Isso seria uma notícia terrível para a Ucrânia, uma vez que o pacote de imigração está ligado ao último pedido de Biden de 60 bilhões de dólares em ajuda para o esforço de Kiev para repelir a invasão da Rússia.
Trump também se opõe a essa medida – em outro sinal de como o seu retorno ao centro do universo político de Washington já possui ramificações globais.
Biden dá início à campanha em alta velocidade
Os ataques mais contundentes de Biden a Trump ficaram evidentes quando ele mencionou a recusa do ex-presidente em visitar uma cerimônia militar na França enquanto ele estava no cargo.
Trump negou ter chamado os militares mortos na guerra de “otários e perdedores”, mas Biden aproveitou a controvérsia em um estado onde os militares e os veteranos desempenham um papel enorme.
“O único perdedor que vejo é Donald Trump”, disse Biden, “isso me deixa com raiva”.
O presidente também destacou a aparente confusão recente de Trump entre Haley e a ex-presidente da Câmara, Nancy Pelosi, ao levantar questões sobre a aptidão mental do ex-presidente, retomando as afirmações de Trump de que ele é incapaz contra seu rival de 77 anos.
“Ele está um pouco confuso atualmente”, disse Biden.
E na noite de domingo, a campanha de Biden emitiu uma resposta sarcástica a um discurso do ex-presidente nas redes sociais criticando o presidente da United Auto Workers, Shawn Fain, depois que o sindicato apoiou o atual presidente na semana passada.
“Então aparentemente, perder o apoio do UAW para Joe Biden deixou o ego de Donald Trump ferido”, disse um comunicado.
Resta saber se os eleitores aceitarão a imagem que Biden e a sua equipe tentam pintar de Trump.
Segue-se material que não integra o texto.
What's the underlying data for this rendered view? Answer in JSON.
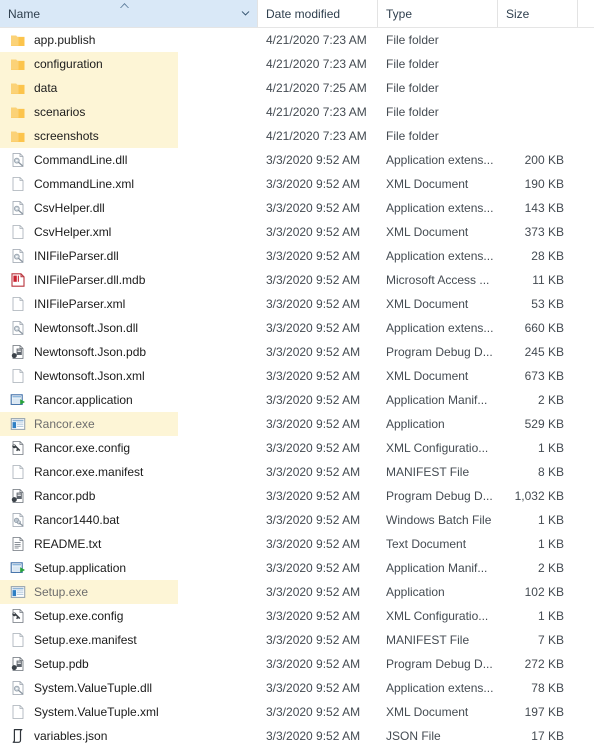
{
  "header": {
    "columns": [
      {
        "label": "Name",
        "sorted": true,
        "sort_direction": "ascending"
      },
      {
        "label": "Date modified",
        "sorted": false
      },
      {
        "label": "Type",
        "sorted": false
      },
      {
        "label": "Size",
        "sorted": false
      }
    ],
    "sort_caret_icon": "sort-ascending-caret-icon",
    "dropdown_icon": "chevron-down-icon"
  },
  "rows": [
    {
      "name": "app.publish",
      "date": "4/21/2020 7:23 AM",
      "type": "File folder",
      "size": "",
      "icon": "folder-icon",
      "highlighted": false,
      "dim": false
    },
    {
      "name": "configuration",
      "date": "4/21/2020 7:23 AM",
      "type": "File folder",
      "size": "",
      "icon": "folder-icon",
      "highlighted": true,
      "dim": false
    },
    {
      "name": "data",
      "date": "4/21/2020 7:25 AM",
      "type": "File folder",
      "size": "",
      "icon": "folder-icon",
      "highlighted": true,
      "dim": false
    },
    {
      "name": "scenarios",
      "date": "4/21/2020 7:23 AM",
      "type": "File folder",
      "size": "",
      "icon": "folder-icon",
      "highlighted": true,
      "dim": false
    },
    {
      "name": "screenshots",
      "date": "4/21/2020 7:23 AM",
      "type": "File folder",
      "size": "",
      "icon": "folder-icon",
      "highlighted": true,
      "dim": false
    },
    {
      "name": "CommandLine.dll",
      "date": "3/3/2020 9:52 AM",
      "type": "Application extens...",
      "size": "200 KB",
      "icon": "dll-icon",
      "highlighted": false,
      "dim": false
    },
    {
      "name": "CommandLine.xml",
      "date": "3/3/2020 9:52 AM",
      "type": "XML Document",
      "size": "190 KB",
      "icon": "blank-document-icon",
      "highlighted": false,
      "dim": false
    },
    {
      "name": "CsvHelper.dll",
      "date": "3/3/2020 9:52 AM",
      "type": "Application extens...",
      "size": "143 KB",
      "icon": "dll-icon",
      "highlighted": false,
      "dim": false
    },
    {
      "name": "CsvHelper.xml",
      "date": "3/3/2020 9:52 AM",
      "type": "XML Document",
      "size": "373 KB",
      "icon": "blank-document-icon",
      "highlighted": false,
      "dim": false
    },
    {
      "name": "INIFileParser.dll",
      "date": "3/3/2020 9:52 AM",
      "type": "Application extens...",
      "size": "28 KB",
      "icon": "dll-icon",
      "highlighted": false,
      "dim": false
    },
    {
      "name": "INIFileParser.dll.mdb",
      "date": "3/3/2020 9:52 AM",
      "type": "Microsoft Access ...",
      "size": "11 KB",
      "icon": "access-database-icon",
      "highlighted": false,
      "dim": false
    },
    {
      "name": "INIFileParser.xml",
      "date": "3/3/2020 9:52 AM",
      "type": "XML Document",
      "size": "53 KB",
      "icon": "blank-document-icon",
      "highlighted": false,
      "dim": false
    },
    {
      "name": "Newtonsoft.Json.dll",
      "date": "3/3/2020 9:52 AM",
      "type": "Application extens...",
      "size": "660 KB",
      "icon": "dll-icon",
      "highlighted": false,
      "dim": false
    },
    {
      "name": "Newtonsoft.Json.pdb",
      "date": "3/3/2020 9:52 AM",
      "type": "Program Debug D...",
      "size": "245 KB",
      "icon": "pdb-icon",
      "highlighted": false,
      "dim": false
    },
    {
      "name": "Newtonsoft.Json.xml",
      "date": "3/3/2020 9:52 AM",
      "type": "XML Document",
      "size": "673 KB",
      "icon": "blank-document-icon",
      "highlighted": false,
      "dim": false
    },
    {
      "name": "Rancor.application",
      "date": "3/3/2020 9:52 AM",
      "type": "Application Manif...",
      "size": "2 KB",
      "icon": "application-manifest-icon",
      "highlighted": false,
      "dim": false
    },
    {
      "name": "Rancor.exe",
      "date": "3/3/2020 9:52 AM",
      "type": "Application",
      "size": "529 KB",
      "icon": "application-exe-icon",
      "highlighted": true,
      "dim": true
    },
    {
      "name": "Rancor.exe.config",
      "date": "3/3/2020 9:52 AM",
      "type": "XML Configuratio...",
      "size": "1 KB",
      "icon": "xml-config-icon",
      "highlighted": false,
      "dim": false
    },
    {
      "name": "Rancor.exe.manifest",
      "date": "3/3/2020 9:52 AM",
      "type": "MANIFEST File",
      "size": "8 KB",
      "icon": "blank-document-icon",
      "highlighted": false,
      "dim": false
    },
    {
      "name": "Rancor.pdb",
      "date": "3/3/2020 9:52 AM",
      "type": "Program Debug D...",
      "size": "1,032 KB",
      "icon": "pdb-icon",
      "highlighted": false,
      "dim": false
    },
    {
      "name": "Rancor1440.bat",
      "date": "3/3/2020 9:52 AM",
      "type": "Windows Batch File",
      "size": "1 KB",
      "icon": "batch-file-icon",
      "highlighted": false,
      "dim": false
    },
    {
      "name": "README.txt",
      "date": "3/3/2020 9:52 AM",
      "type": "Text Document",
      "size": "1 KB",
      "icon": "text-document-icon",
      "highlighted": false,
      "dim": false
    },
    {
      "name": "Setup.application",
      "date": "3/3/2020 9:52 AM",
      "type": "Application Manif...",
      "size": "2 KB",
      "icon": "application-manifest-icon",
      "highlighted": false,
      "dim": false
    },
    {
      "name": "Setup.exe",
      "date": "3/3/2020 9:52 AM",
      "type": "Application",
      "size": "102 KB",
      "icon": "application-exe-icon",
      "highlighted": true,
      "dim": true
    },
    {
      "name": "Setup.exe.config",
      "date": "3/3/2020 9:52 AM",
      "type": "XML Configuratio...",
      "size": "1 KB",
      "icon": "xml-config-icon",
      "highlighted": false,
      "dim": false
    },
    {
      "name": "Setup.exe.manifest",
      "date": "3/3/2020 9:52 AM",
      "type": "MANIFEST File",
      "size": "7 KB",
      "icon": "blank-document-icon",
      "highlighted": false,
      "dim": false
    },
    {
      "name": "Setup.pdb",
      "date": "3/3/2020 9:52 AM",
      "type": "Program Debug D...",
      "size": "272 KB",
      "icon": "pdb-icon",
      "highlighted": false,
      "dim": false
    },
    {
      "name": "System.ValueTuple.dll",
      "date": "3/3/2020 9:52 AM",
      "type": "Application extens...",
      "size": "78 KB",
      "icon": "dll-icon",
      "highlighted": false,
      "dim": false
    },
    {
      "name": "System.ValueTuple.xml",
      "date": "3/3/2020 9:52 AM",
      "type": "XML Document",
      "size": "197 KB",
      "icon": "blank-document-icon",
      "highlighted": false,
      "dim": false
    },
    {
      "name": "variables.json",
      "date": "3/3/2020 9:52 AM",
      "type": "JSON File",
      "size": "17 KB",
      "icon": "json-file-icon",
      "highlighted": false,
      "dim": false
    }
  ],
  "colors": {
    "header_active_background": "#d9e8f7",
    "row_highlight": "#fdf5d6",
    "folder_icon": "#fcc44c",
    "text": "#1b1b1b",
    "secondary_text": "#444b52"
  }
}
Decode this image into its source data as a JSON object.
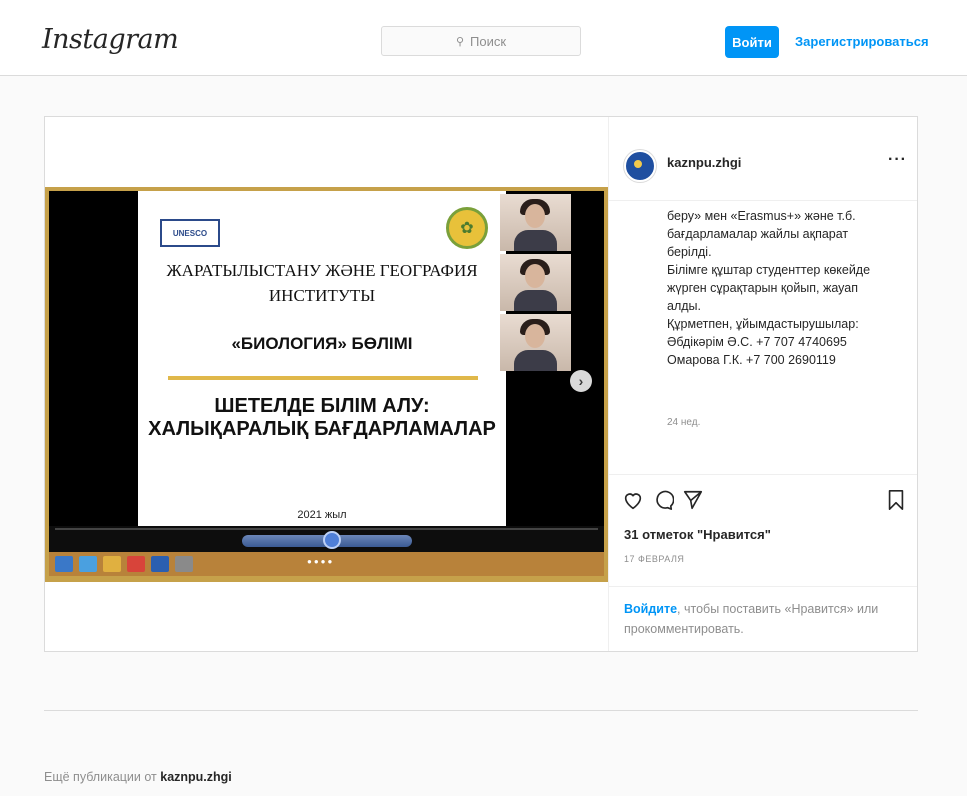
{
  "header": {
    "logo": "Instagram",
    "search_placeholder": "Поиск",
    "login_label": "Войти",
    "signup_label": "Зарегистрироваться"
  },
  "slide": {
    "logo_text": "UNESCO",
    "institute_line1": "ЖАРАТЫЛЫСТАНУ ЖӘНЕ ГЕОГРАФИЯ",
    "institute_line2": "ИНСТИТУТЫ",
    "department": "«БИОЛОГИЯ» БӨЛІМІ",
    "title_line1": "ШЕТЕЛДЕ БІЛІМ АЛУ:",
    "title_line2": "ХАЛЫҚАРАЛЫҚ БАҒДАРЛАМАЛАР",
    "year": "2021 жыл"
  },
  "post": {
    "username": "kaznpu.zhgi",
    "caption_lines": [
      "беру» мен «Erasmus+» және т.б.",
      "бағдарламалар жайлы ақпарат",
      "берілді.",
      "Білімге құштар студенттер көкейде",
      "жүрген сұрақтарын қойып, жауап",
      "алды.",
      "Құрметпен, ұйымдастырушылар:",
      "Әбдікәрім Ә.С. +7 707 4740695",
      "Омарова Г.К. +7 700 2690119"
    ],
    "time_ago": "24 нед.",
    "likes": "31 отметок \"Нравится\"",
    "date": "17 ФЕВРАЛЯ",
    "login_link": "Войдите",
    "login_text": ", чтобы поставить «Нравится» или прокомментировать."
  },
  "footer": {
    "more_prefix": "Ещё публикации от ",
    "more_account": "kaznpu.zhgi"
  },
  "colors": {
    "accent": "#0095f6",
    "border": "#dbdbdb",
    "frame": "#c6a14a"
  },
  "icons": [
    "search-icon",
    "more-options-icon",
    "next-slide-icon",
    "heart-icon",
    "comment-icon",
    "share-icon",
    "bookmark-icon",
    "avatar"
  ]
}
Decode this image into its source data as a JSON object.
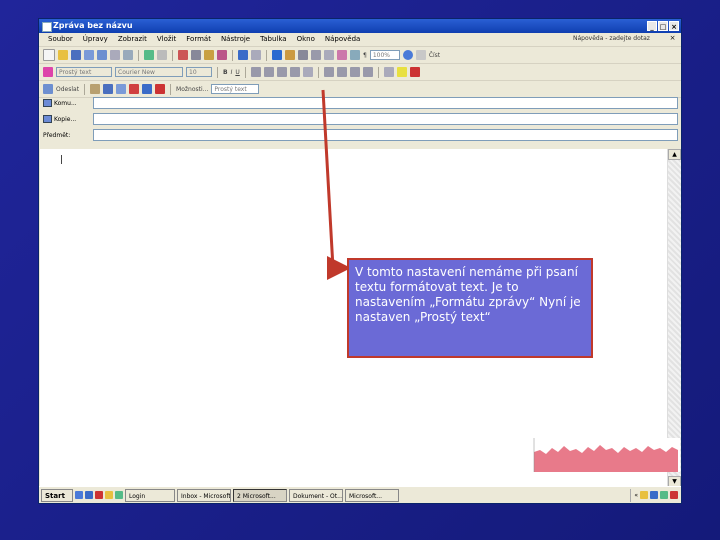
{
  "window": {
    "title": "Zpráva bez názvu",
    "buttons": [
      "_",
      "□",
      "×"
    ]
  },
  "menu": {
    "items": [
      "Soubor",
      "Úpravy",
      "Zobrazit",
      "Vložit",
      "Formát",
      "Nástroje",
      "Tabulka",
      "Okno",
      "Nápověda"
    ],
    "help_box": "Nápověda - zadejte dotaz",
    "close": "×"
  },
  "toolbar_standard": {
    "zoom": "100%",
    "read_label": "Číst",
    "pilcrow": "¶"
  },
  "toolbar_format": {
    "style": "Prostý text",
    "font": "Courier New",
    "size": "10",
    "bold": "B",
    "italic": "I",
    "underline": "U"
  },
  "toolbar_email": {
    "send": "Odeslat",
    "options": "Možnosti...",
    "format": "Prostý text"
  },
  "headers": {
    "to": "Komu...",
    "cc": "Kopie...",
    "subject": "Předmět:"
  },
  "body": {
    "cursor": "|"
  },
  "taskbar": {
    "start": "Start",
    "tasks": [
      "Login",
      "Inbox - Microsoft...",
      "2 Microsoft...",
      "Dokument - Ot...",
      "Microsoft..."
    ],
    "tray_chevron": "«"
  },
  "callout": {
    "text": "V tomto nastavení nemáme při psaní textu formátovat text. Je to nastavením „Formátu zprávy“ Nyní je nastaven „Prostý text“"
  },
  "colors": {
    "slide_background": "#1c1f8f",
    "callout_fill": "#6b6ad6",
    "callout_border": "#c0392b",
    "arrow": "#c0392b",
    "titlebar": "#0f3fb0",
    "graph_fill": "#e87a8a"
  }
}
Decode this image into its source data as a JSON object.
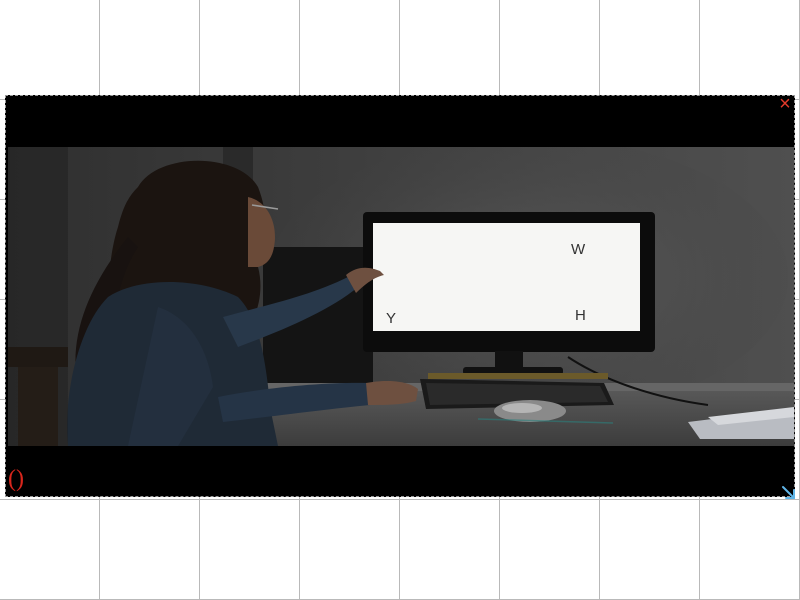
{
  "player": {
    "close_icon": "×",
    "caption_toggle": "()",
    "resize_icon": "resize-arrow"
  },
  "screen_letters": {
    "w": "W",
    "y": "Y",
    "h": "H"
  },
  "colors": {
    "close": "#e23a2a",
    "caption_toggle": "#d8261c",
    "resize": "#5fb4e6"
  }
}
Mas o seu ressurgimento como provável candidato do Partido Republicano também realça as responsabilidades extraordinárias que ele carregaria numa eleição geral.
O espetáculo impressionante na sexta-feira, por exemplo, de um júri decidindo que ele deveria pagar US$ 83 milhões por difamar a escritora E. Jean Carroll, de quem ele já foi considerado responsável por abuso sexual e difamação em outro caso civil, exemplificou as ameaças legais extremas que o “ex-presidente e as questões de caráter que alienaram os eleitores periféricos em 2020 durante sua derrota eleitoral”.
Esse caso chegou a uma conclusão com Washington ainda aguardando a decisão de um tribunal de recurso sobre as amplas reivindicações de imunidade presidencial de Trump, que poderá ajudar a decidir se o seu caso de interferência nas eleições federais – um dos quatro julgamentos criminais iminentes – prosseguirá antes do dia das eleições, em Novembro.